Hoegeng Imam Santoso
JAKARTA – Jenderal Polisi (Purn) Hoegeng Iman Santoso lebih senang menyingkat namanya menjadi satu kata Hoegeng. Nama itu selalu tercantum dalam name tag Kapolri periode 1968-1971 ini.
Soal nama, ada kisah menarik ketika Hoegeng lulus menjadi siswa angkatan pertama Perguruan Tinggi Ilmu Kepolisian (PTIK) Jakarta. Saat itu Hoegeng dipanggil ke Istana Negara oleh Presiden ke-1 RI Soekarno pada 1952 lalu.
Satu per satu para siswa maju memperkenalkan diri kepada sang Proklamator. Giliran Hoegeng maju, Soekarno menanyakan siapa namanya.
“Hoegeng Pak,” ujar pria asal Pekalongan ini dalam buku Hoegeng, Polisi Idaman dan Kenyataan.
Bung Karno merasa heran dan mengernyitkan dahinya. “Apa tidak salah? Biasanya kan Soegeng,” ujar Bung Karno.
Hoegeng menjawab namanya pemberian orang tuanya. Namanya memang seperti itu.
Namun Bung Karno mengatakan nama Hoegeng bukan orang Jawa. Dia kemudian meminta nama Hoegeng diganti seperti nama tokoh wayang.
“Namamu diganti Soekarno seperti nama saya,” kata Bung Karno.
“Tidak bisa Pak, namanya sudah Hoegeng,” jawab Hoegeng.
Tapi Bung Karno tetap memaksa Hoegeng berganti nama. Agar tidak marah, Hoegeng mengajak bercanda Soekarno dengan gaya Pekalongan.
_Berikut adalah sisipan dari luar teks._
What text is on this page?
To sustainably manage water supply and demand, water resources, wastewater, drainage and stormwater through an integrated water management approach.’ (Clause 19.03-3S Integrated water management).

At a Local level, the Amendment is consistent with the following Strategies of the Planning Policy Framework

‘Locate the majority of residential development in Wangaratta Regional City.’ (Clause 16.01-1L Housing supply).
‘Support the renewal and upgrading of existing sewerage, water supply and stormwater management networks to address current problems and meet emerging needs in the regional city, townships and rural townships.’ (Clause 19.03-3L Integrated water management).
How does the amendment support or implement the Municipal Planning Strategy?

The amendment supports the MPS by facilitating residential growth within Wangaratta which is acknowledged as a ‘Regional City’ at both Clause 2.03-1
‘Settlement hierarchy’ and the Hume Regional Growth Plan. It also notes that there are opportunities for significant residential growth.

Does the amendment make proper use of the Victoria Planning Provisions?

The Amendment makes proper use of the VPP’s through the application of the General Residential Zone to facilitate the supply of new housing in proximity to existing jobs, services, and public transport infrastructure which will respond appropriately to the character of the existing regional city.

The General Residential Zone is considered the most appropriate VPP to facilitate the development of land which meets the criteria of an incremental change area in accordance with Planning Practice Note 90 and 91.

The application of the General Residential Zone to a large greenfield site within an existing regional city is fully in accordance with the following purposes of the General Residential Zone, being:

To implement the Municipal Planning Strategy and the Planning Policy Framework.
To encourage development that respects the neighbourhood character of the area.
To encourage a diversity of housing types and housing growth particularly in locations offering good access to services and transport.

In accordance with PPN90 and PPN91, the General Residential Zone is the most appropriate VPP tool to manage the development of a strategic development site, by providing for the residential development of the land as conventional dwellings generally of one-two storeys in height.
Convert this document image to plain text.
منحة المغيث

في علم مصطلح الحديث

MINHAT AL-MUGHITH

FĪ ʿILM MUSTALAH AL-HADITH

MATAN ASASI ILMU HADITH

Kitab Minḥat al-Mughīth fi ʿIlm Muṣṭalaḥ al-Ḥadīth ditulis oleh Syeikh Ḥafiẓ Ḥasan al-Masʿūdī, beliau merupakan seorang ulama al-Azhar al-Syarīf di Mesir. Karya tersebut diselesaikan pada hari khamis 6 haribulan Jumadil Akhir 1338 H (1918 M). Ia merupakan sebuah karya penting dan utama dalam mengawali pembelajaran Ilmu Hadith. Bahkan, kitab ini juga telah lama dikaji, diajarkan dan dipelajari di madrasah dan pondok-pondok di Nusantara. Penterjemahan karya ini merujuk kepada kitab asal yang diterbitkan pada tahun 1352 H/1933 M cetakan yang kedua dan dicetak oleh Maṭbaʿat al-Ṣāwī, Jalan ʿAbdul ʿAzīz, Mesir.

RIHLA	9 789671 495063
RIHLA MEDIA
“Kalau Hoegeng itu nama pemberian orang tua saya, kalau Soekarno itu nama pembantu rumah tangga saya di rumah, Pak,” kata Hoegeng yang membuat teman-teman dari PTIK dan tamu yang hadir tertawa.
Bung Karno melotot marah saat diolok-olok oleh Hoegeng, tetapi kemudian dia tertawa. “Kurang ajar kamu ya,” kata dia.
Saat menjadi menteri, Hoegeng tetap menggunakan satu kata namanya. Bahkan menjadi Kapolri nama di lencananya tetap Hoegeng. (Rizal)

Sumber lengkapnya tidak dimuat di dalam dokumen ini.